British blue-chip stocks would have to rise by about 30 per cent from current levels to wipe out big pension fund shortfalls, according to professional services firm Deloitte & Touche LLP.

Pension scheme deficits in companies listed on the FTSE 100 index rose by £5 billion to £65 billion at the end of 2004 from a year earlier even though firms injected fresh money into retirement pots, Deloitte's report said.

Looking ahead, pension schemes are likely to see deficits fall to around £60 billion by the end of next year, based on companies' own expectations of equity market performance, the report said.

The 2000-2002 stock bear market, new accounting standards, low-bond yields and an aging population pushed Britain's occupational pension system heavily into the red after it enjoyed big surpluses during the 1990s.

To restore pension funding to balance, employees would either have to raise contributions substantially or the FTSE 100 index, for example, which is currently around the 4820 point mark, would have to rise to about 6410 points, a Deloitte spokesman said.

That looks unlikely to happen in the near future.
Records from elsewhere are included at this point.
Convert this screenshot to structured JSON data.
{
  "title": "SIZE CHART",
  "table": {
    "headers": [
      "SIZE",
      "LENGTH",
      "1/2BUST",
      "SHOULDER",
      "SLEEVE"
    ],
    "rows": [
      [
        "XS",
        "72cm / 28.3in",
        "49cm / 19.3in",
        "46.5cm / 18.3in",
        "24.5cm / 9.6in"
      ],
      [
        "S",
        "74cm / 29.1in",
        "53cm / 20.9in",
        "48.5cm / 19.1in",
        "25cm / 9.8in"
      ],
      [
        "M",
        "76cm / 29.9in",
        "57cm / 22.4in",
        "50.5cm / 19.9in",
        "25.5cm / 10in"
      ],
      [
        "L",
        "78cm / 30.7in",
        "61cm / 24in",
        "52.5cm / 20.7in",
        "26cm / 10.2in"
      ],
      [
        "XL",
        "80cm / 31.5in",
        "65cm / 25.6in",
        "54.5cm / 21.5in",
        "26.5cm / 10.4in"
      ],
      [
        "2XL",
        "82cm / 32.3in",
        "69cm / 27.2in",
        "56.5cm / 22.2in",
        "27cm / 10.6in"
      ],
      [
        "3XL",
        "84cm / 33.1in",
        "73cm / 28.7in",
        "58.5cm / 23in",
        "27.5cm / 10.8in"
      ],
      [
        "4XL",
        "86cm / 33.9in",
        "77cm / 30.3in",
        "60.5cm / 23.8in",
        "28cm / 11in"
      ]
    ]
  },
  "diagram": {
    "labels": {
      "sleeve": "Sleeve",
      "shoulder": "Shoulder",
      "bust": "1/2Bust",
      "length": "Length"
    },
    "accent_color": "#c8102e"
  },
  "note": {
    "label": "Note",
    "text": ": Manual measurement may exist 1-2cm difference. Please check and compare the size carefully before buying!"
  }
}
ABN Amro, for example, expects European equities to rise next year in line with earnings growth of about nine per cent plus expected dividends, which means an overall return in 2005 of 10 to 11 per cent.

Although the overall capitalisation of UK stocks rose in 2004, boosting asset values, liabilities rose even faster, the report said.

At present, British firms use an accounting standard called FRS 17, which values a pension fund's liabilities by reference to the yield of sterling AA-rated corporate bonds. If yields fall, as they have in recent years, then the amount a plan must invest to deliver expected future benefits will rise, increasing its liabilities.

The cost of dealing with big deficits has prompted a raft of firms such as Imperial Chemical Industries to close final-salary, or defined benefit, plans to new staff, switching them to schemes in which benefits are tied to market returns.

The creaking state of UK pensions has pushed the issue of saving for retirement up the political agenda. The government has unveiled measures to raise confidence in final-salary pensions, including creating a regulator with far-reaching powers and a Pension Protection Fund to stand behind benefits in schemes when a firm goes bankrupt.

Consultants Watson Wyatt said that the aggregate deficit for FTSE 100 firms, when measured on FRS 17 terms, stood at £61 billion, up by one billion pounds from December 2003. If companies had not raised contributions, then the deficit would have been five billion pounds higher, it said.

Earlier in December, Aon Consulting said shortfalls in blue-chip firms would not vanish for at least another 12 years on current trends.